Learning Photometric Feature Transform for Free-form Object Scan
Xiang Feng, Kaizhang Kang, Fan Pei, Huakeng Ding, Jinjiang You, Ping Tan, Kun Zhou, Hongzhi Wu
TL;DR
This work presents a data-driven framework for free-form object scanning that learns to aggregate and transform photometric measurements from unstructured views into view-invariant features to feed a multi-view stereo pipeline. By jointly optimizing illumination patterns and a Feature Transform Network (FTN) on synthetic data, the method enables simultaneous reconstruction of geometry and anisotropic reflectance, even with handheld acquisition setups. The FTN operates as a modular preprocessing stage that can boost existing MVS/backends, demonstrated on a handheld LED-array scanner and an iPad tablet, with competitive geometry and SVBRDF results against professional scanners and state-of-the-art methods. The approach leverages active angular probing to enhance sampling of complex appearance, yielding practical gains for free-form object digitization.
Abstract
We propose a novel framework to automatically learn to aggregate and transform photometric measurements from multiple unstructured views into spatially distinctive and view-invariant low-level features, which are subsequently fed to a multi-view stereo pipeline to enhance 3D reconstruction.

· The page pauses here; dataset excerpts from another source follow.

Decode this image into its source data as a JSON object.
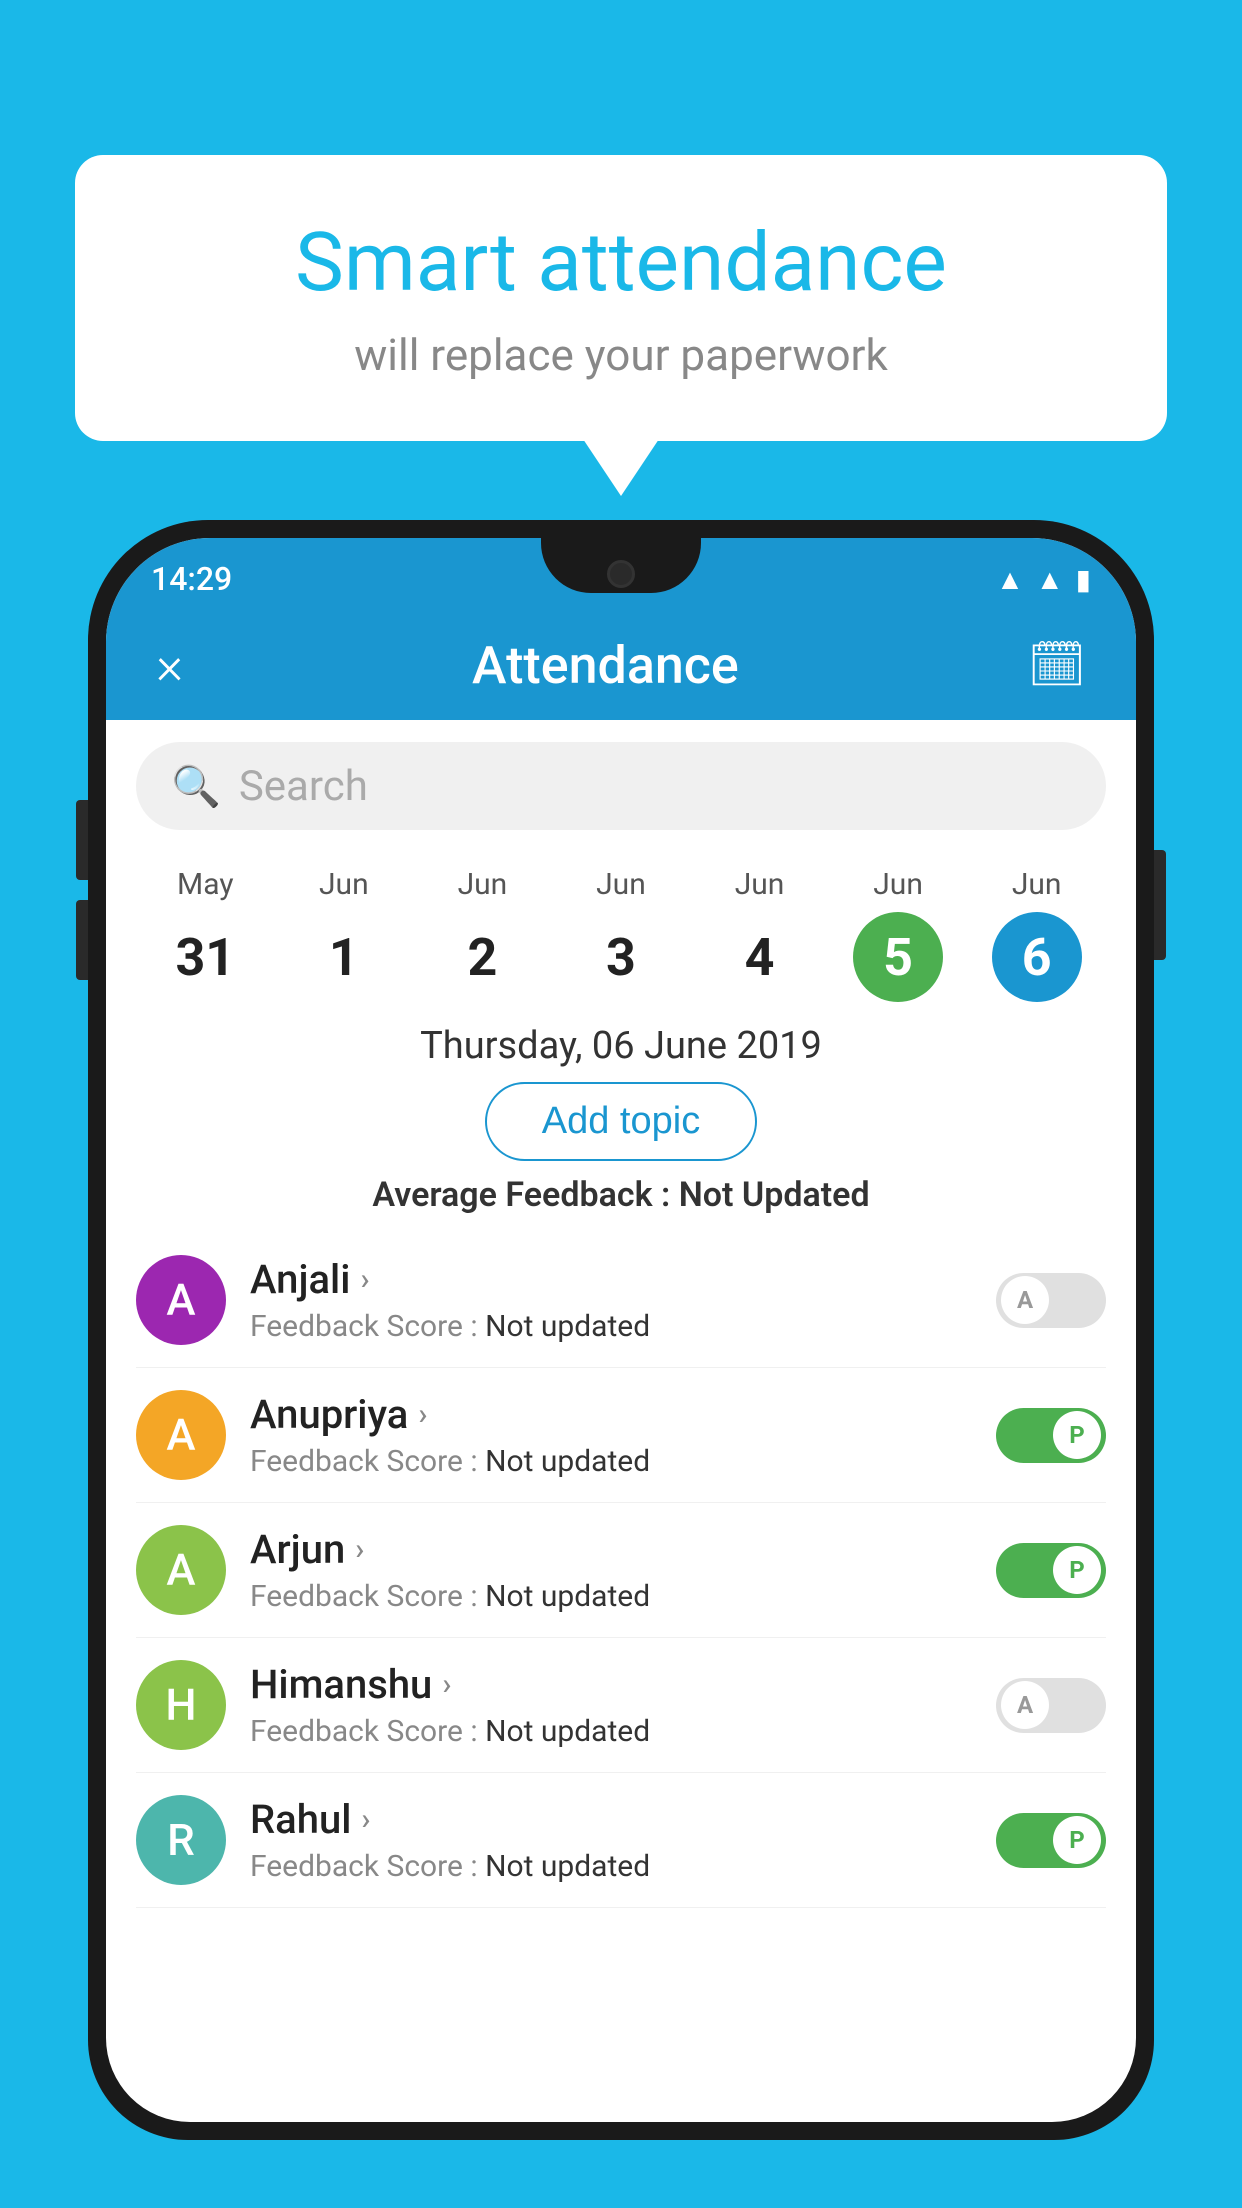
{
  "background_color": "#1ab8e8",
  "speech_bubble": {
    "title": "Smart attendance",
    "subtitle": "will replace your paperwork"
  },
  "status_bar": {
    "time": "14:29",
    "icons": [
      "wifi",
      "signal",
      "battery"
    ]
  },
  "app_header": {
    "close_label": "×",
    "title": "Attendance",
    "calendar_icon": "📅"
  },
  "search": {
    "placeholder": "Search"
  },
  "calendar": {
    "days": [
      {
        "month": "May",
        "date": "31",
        "state": "normal"
      },
      {
        "month": "Jun",
        "date": "1",
        "state": "normal"
      },
      {
        "month": "Jun",
        "date": "2",
        "state": "normal"
      },
      {
        "month": "Jun",
        "date": "3",
        "state": "normal"
      },
      {
        "month": "Jun",
        "date": "4",
        "state": "normal"
      },
      {
        "month": "Jun",
        "date": "5",
        "state": "today"
      },
      {
        "month": "Jun",
        "date": "6",
        "state": "selected"
      }
    ]
  },
  "selected_date": "Thursday, 06 June 2019",
  "add_topic_label": "Add topic",
  "avg_feedback_label": "Average Feedback : ",
  "avg_feedback_value": "Not Updated",
  "students": [
    {
      "name": "Anjali",
      "avatar_letter": "A",
      "avatar_color": "#9c27b0",
      "feedback_label": "Feedback Score : ",
      "feedback_value": "Not updated",
      "toggle_state": "off",
      "toggle_label": "A"
    },
    {
      "name": "Anupriya",
      "avatar_letter": "A",
      "avatar_color": "#f4a626",
      "feedback_label": "Feedback Score : ",
      "feedback_value": "Not updated",
      "toggle_state": "on",
      "toggle_label": "P"
    },
    {
      "name": "Arjun",
      "avatar_letter": "A",
      "avatar_color": "#8bc34a",
      "feedback_label": "Feedback Score : ",
      "feedback_value": "Not updated",
      "toggle_state": "on",
      "toggle_label": "P"
    },
    {
      "name": "Himanshu",
      "avatar_letter": "H",
      "avatar_color": "#8bc34a",
      "feedback_label": "Feedback Score : ",
      "feedback_value": "Not updated",
      "toggle_state": "off",
      "toggle_label": "A"
    },
    {
      "name": "Rahul",
      "avatar_letter": "R",
      "avatar_color": "#4db6ac",
      "feedback_label": "Feedback Score : ",
      "feedback_value": "Not updated",
      "toggle_state": "on",
      "toggle_label": "P"
    }
  ]
}
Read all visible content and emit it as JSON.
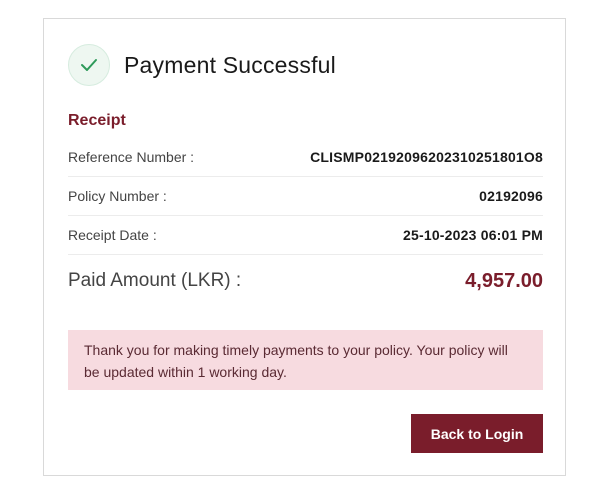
{
  "header": {
    "title": "Payment Successful",
    "icon": "check-icon",
    "icon_color": "#2e9a5a"
  },
  "receipt": {
    "label": "Receipt",
    "rows": [
      {
        "key": "Reference Number :",
        "value": "CLISMP02192096202310251801O8"
      },
      {
        "key": "Policy Number :",
        "value": "02192096"
      },
      {
        "key": "Receipt Date :",
        "value": "25-10-2023 06:01 PM"
      }
    ],
    "paid_label": "Paid Amount (LKR) :",
    "paid_value": "4,957.00"
  },
  "notice": {
    "text": "Thank you for making timely payments to your policy. Your policy will be updated within 1 working day."
  },
  "actions": {
    "back_label": "Back to Login"
  },
  "colors": {
    "accent": "#7a1d2b",
    "notice_bg": "#f7dbe0"
  }
}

The illumination conditions during acquisition and the feature transform are jointly trained on a large amount of synthetic data. We further build a system to reconstruct both the geometry and anisotropic reflectance of a variety of challenging objects from hand-held scans. The effectiveness of the system is demonstrated with a lightweight prototype, consisting of a camera and an array of LEDs, as well as an off-the-shelf tablet. Our results are validated against reconstructions from a professional 3D scanner and photographs, and compare favorably with state-of-the-art techniques.